Date of Decision20-Feb-2022
Date of Acceptance22-Feb-2022
Date of Web Publication14-Sep-2022

Correspondence Address:
Dr. Pallabi Nayak
Plot No - 67, Bapujinagar, Bhubaneswar - 751 009, Odisha
India
Login to access the Email id

Source of Support: None, Conflict of Interest: None


DOI: 10.4103/jphpc.jphpc_6_22

Rights and Permissions
  Abstract 


Background: Since its emergence in 2019, COVID-19 has affected all groups of people across several countries. Updated information about the disease and its application is the key to halt the spread of infection. Although there have been widespread awareness campaigns on COVID-19, the level of awareness among vulnerable groups such as pregnant women needs to be evaluated. Aims: The aim of this study was to assess the level of knowledge, attitude, and practices toward COVID-19 among pregnant women and its association with various demographic variables.
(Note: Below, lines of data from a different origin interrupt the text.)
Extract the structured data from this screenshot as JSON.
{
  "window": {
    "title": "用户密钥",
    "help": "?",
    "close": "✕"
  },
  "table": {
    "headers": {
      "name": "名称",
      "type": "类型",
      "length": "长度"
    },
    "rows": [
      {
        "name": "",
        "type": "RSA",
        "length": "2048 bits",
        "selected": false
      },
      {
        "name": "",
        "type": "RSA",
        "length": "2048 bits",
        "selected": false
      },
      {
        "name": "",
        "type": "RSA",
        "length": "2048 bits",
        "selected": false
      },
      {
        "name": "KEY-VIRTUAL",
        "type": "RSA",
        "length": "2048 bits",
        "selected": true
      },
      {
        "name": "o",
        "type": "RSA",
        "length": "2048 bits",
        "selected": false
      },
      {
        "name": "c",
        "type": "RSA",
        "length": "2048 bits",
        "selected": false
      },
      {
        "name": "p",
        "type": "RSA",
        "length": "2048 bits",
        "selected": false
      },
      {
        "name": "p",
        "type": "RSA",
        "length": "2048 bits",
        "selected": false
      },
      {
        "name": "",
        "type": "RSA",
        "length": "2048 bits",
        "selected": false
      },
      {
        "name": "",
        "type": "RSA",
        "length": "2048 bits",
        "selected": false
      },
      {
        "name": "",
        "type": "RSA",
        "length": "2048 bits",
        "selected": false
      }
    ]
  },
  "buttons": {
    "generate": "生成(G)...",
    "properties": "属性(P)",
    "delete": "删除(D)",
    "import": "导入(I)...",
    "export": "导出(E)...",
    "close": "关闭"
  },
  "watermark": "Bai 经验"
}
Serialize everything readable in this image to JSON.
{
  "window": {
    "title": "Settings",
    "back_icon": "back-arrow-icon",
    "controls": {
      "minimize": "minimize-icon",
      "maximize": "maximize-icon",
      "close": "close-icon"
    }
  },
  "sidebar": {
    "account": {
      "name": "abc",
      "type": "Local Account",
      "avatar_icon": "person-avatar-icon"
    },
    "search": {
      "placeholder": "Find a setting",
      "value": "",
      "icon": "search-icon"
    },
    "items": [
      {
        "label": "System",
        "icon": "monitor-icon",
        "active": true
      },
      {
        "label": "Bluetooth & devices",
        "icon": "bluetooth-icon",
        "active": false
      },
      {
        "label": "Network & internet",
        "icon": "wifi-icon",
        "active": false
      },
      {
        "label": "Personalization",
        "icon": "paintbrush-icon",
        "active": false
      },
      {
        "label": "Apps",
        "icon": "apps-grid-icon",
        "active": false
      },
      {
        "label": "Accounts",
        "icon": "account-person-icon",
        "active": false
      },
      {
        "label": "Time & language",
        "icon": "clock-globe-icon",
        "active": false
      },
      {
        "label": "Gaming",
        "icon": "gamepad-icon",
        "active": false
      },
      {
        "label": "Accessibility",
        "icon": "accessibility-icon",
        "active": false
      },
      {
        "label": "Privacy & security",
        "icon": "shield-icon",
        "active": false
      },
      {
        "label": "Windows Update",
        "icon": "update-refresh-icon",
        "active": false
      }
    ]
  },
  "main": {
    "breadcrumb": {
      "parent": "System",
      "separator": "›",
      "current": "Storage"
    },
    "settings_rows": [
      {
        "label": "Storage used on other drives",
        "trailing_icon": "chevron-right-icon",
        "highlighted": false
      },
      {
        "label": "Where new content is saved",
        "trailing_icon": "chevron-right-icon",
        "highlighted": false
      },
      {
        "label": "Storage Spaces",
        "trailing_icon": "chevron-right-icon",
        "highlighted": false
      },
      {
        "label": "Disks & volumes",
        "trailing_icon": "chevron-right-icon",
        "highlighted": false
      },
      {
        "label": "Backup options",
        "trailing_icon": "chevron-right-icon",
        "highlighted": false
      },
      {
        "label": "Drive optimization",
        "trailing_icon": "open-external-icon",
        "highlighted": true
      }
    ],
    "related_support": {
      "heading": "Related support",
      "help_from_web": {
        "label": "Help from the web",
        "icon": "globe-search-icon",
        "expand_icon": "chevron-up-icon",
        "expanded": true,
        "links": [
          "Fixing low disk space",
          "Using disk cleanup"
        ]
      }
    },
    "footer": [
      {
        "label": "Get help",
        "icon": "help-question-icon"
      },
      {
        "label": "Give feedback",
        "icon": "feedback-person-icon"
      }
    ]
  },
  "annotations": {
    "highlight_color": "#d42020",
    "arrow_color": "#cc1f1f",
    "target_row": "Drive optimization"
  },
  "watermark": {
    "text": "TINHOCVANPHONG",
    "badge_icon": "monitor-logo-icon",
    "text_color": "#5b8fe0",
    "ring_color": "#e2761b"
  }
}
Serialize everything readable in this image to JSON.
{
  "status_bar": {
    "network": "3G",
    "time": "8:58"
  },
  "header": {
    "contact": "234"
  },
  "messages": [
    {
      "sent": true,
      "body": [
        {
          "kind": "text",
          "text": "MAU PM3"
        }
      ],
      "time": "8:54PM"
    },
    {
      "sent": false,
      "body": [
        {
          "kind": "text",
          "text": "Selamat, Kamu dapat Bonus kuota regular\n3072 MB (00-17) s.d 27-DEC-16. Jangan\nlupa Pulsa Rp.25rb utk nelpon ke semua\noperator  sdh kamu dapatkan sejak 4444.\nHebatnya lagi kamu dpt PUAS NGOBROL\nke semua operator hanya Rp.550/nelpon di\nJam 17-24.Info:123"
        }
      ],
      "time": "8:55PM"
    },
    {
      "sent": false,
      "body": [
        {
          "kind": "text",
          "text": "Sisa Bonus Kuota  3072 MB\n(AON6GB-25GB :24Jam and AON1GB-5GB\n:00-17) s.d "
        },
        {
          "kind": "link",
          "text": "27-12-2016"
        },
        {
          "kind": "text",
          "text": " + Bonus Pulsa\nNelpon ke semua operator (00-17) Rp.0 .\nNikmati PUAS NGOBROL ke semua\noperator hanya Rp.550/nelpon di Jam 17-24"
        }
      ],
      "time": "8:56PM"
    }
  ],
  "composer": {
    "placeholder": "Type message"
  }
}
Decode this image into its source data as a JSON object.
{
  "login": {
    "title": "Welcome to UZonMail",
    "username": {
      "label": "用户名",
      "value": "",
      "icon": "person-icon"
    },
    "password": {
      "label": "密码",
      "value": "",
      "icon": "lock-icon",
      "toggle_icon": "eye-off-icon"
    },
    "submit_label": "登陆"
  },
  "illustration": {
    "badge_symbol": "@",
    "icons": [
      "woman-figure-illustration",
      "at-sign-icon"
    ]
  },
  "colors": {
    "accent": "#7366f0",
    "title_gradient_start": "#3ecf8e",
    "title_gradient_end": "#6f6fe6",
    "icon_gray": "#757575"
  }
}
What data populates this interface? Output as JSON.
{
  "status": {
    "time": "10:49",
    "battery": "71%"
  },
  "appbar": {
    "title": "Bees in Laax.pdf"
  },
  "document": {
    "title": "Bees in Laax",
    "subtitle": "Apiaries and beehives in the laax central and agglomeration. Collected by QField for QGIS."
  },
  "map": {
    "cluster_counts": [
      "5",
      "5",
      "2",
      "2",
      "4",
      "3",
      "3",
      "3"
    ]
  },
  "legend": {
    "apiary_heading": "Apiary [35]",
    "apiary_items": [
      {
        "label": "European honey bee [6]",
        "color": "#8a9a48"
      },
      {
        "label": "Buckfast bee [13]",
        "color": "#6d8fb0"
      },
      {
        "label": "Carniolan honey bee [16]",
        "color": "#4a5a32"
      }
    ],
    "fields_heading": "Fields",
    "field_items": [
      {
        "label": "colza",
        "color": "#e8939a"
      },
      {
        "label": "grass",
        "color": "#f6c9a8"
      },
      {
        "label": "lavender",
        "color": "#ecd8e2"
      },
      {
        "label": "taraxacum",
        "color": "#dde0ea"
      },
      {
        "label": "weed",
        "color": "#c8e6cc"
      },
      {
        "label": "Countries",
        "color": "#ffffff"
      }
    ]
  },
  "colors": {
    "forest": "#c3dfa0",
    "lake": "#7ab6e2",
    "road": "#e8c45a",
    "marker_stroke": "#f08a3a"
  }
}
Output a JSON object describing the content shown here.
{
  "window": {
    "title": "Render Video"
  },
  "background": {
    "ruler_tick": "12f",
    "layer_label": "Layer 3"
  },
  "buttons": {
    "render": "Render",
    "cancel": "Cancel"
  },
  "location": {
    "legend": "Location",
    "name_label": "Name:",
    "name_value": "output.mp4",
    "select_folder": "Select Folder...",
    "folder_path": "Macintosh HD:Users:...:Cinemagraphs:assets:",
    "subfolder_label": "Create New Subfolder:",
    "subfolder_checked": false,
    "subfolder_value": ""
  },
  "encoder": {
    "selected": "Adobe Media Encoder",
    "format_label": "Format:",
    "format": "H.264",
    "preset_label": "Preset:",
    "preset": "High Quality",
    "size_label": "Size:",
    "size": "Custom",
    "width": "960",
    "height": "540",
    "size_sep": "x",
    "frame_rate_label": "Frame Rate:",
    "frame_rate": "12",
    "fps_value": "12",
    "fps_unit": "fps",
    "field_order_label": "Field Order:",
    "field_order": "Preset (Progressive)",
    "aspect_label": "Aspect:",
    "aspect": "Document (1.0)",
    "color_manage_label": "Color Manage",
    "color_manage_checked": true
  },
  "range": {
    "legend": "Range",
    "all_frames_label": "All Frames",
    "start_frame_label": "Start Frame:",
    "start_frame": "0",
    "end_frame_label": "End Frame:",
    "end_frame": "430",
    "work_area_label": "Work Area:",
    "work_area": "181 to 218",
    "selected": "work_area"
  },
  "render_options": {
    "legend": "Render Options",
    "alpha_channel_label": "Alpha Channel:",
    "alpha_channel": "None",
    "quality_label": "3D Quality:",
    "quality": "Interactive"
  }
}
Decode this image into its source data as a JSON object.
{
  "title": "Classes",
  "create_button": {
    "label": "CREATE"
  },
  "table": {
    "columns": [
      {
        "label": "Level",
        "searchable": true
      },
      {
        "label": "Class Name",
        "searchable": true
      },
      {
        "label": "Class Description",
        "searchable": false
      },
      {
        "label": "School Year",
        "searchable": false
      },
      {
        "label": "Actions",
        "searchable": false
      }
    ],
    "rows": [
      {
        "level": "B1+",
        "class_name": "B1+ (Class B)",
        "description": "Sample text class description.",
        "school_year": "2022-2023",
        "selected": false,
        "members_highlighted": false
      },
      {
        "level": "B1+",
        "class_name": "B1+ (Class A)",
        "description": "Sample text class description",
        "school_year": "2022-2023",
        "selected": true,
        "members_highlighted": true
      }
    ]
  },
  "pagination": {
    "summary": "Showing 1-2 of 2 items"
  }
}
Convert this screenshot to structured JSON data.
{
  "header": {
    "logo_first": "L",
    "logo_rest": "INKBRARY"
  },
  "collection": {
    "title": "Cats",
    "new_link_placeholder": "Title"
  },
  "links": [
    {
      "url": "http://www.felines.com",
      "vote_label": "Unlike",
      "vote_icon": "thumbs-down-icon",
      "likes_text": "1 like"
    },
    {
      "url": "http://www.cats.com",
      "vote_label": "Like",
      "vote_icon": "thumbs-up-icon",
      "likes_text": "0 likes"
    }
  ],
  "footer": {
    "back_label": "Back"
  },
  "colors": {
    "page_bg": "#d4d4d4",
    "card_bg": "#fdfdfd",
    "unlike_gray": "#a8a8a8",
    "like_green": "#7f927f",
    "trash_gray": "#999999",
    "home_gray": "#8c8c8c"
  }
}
Subjects and Methods: This was a cross-sectional descriptive study conducted between July 1, 2020, and September 30, 2020. Assessment was done using a self-designed questionnaire. Participants scoring more than 50% marks in each section were considered to have adequate knowledge, positive attitude, and good practice. Statistical analysis was done using SPSS version 20. Results: The total number of pregnant women included was 244. About 59% of women had adequate knowledge about COVID transmission and protective measures. All women had a positive attitude toward preventive measures taken by the government. About 98% of women agreed that all preventive measures taken by the government were beneficial. Almost all (98%) women had good practice of safety measures such as social distancing, wearing masks, and frequent handwashing. However, no association was observed between demographic variables and level of knowledge, attitude, or practice. Conclusion: The study showed adequate knowledge and good practice by most pregnant women irrespective of their level of education and socioeconomic status. Targeted health education to pregnant women can further ensure safe practices during pregnancy.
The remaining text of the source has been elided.